Botafogo e Fluminense fazem, às 19h, o 31º clássico carioca de 2017. Para o tricolor, será o 15º na temporada. Para os alvinegros, o 13º. Apesar da banalização dos confrontos, há motivo para jogadores e torcidas se animarem com o duelo no Estádio Nilton Santos. Com 21 pontos em disputa até o fim do Brasileiro e a possibilidade de G-9, os dois ainda podem sonhar com uma vaga na Libertadores. Uma meta mais fácil de ser cumprida com a injeção de moral que uma vitória neste sábado daria.

Em sexto, o Botafogo já está lá. Mas sabe que precisa de mais vitórias para a classificação não escorrer pelas mãos. A meta é terminar o campeonato no G-4 e entrar diretamente na fase de grupos da Libertadores. Hoje, a diferença para o Grêmio, atual quarto colocado, é de apenas três pontos.

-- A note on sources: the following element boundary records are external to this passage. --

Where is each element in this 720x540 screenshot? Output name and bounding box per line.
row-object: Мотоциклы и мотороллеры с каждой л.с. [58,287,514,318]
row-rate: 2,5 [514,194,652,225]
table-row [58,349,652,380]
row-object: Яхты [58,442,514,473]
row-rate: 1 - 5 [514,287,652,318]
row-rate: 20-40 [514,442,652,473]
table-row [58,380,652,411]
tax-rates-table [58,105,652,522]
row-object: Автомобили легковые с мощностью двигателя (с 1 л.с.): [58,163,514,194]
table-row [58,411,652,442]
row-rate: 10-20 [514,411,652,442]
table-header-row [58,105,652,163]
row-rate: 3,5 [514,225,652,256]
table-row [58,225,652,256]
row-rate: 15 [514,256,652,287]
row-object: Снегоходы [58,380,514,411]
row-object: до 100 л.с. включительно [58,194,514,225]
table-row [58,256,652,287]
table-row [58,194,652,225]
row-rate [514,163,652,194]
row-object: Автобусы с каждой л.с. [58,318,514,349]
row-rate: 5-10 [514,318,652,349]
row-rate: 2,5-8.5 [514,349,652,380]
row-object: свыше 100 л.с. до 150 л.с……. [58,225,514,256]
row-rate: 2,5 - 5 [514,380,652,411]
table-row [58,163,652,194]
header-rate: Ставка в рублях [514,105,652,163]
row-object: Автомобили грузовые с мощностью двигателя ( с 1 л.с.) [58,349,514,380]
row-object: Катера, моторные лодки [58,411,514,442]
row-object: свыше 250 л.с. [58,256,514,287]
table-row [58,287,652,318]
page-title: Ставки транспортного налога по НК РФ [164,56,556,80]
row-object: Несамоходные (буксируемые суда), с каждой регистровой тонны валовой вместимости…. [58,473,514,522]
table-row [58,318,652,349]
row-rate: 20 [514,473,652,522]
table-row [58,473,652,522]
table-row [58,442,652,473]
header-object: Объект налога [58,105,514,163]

— Não adianta conseguir vitórias agora e depois perder. Os sete jogos são nossa Copa do Mundo — alertou o técnico Jair Ventura, que não quis falar sobre as especulações sobre sua saída do alvinegro ao fim da temporada. — Estou muito focado nesses jogos e tenho contrato com o Botafogo. Meu foco está nos sete jogos.

O time alvinegro ainda tem uma meta simbólica pela frente. O clube pode superar o quarto lugar de 2013 e fazer sua melhor campanha desde o título nacional conquistado em 1995. No ano passado, o Botafogo ficou em quinto.

No clássico de hoje, a equipe de Jair não terá um jogador importante: João Paulo. Sem ele, a expectativa é que Marcos Vinícius, ausente por suspensão no empate contra o Atlético-MG, volte ao meio-campo. Ele deve jogar ao lado de Matheus Fernandes e Bruno Silva, além de Rodrigo Lindoso, que também retorna de suspensão por cartões amarelos.

— Ele (Marcos Vinícius) demorou um pouco para entrar no ritmo dos demais. É muito bom na parte técnica e agora está conseguindo uma sequência — analisou Jair, falando sobre o jogador que estava no Cruzeiro e foi envolvido na troca que levou Sassá para Minas.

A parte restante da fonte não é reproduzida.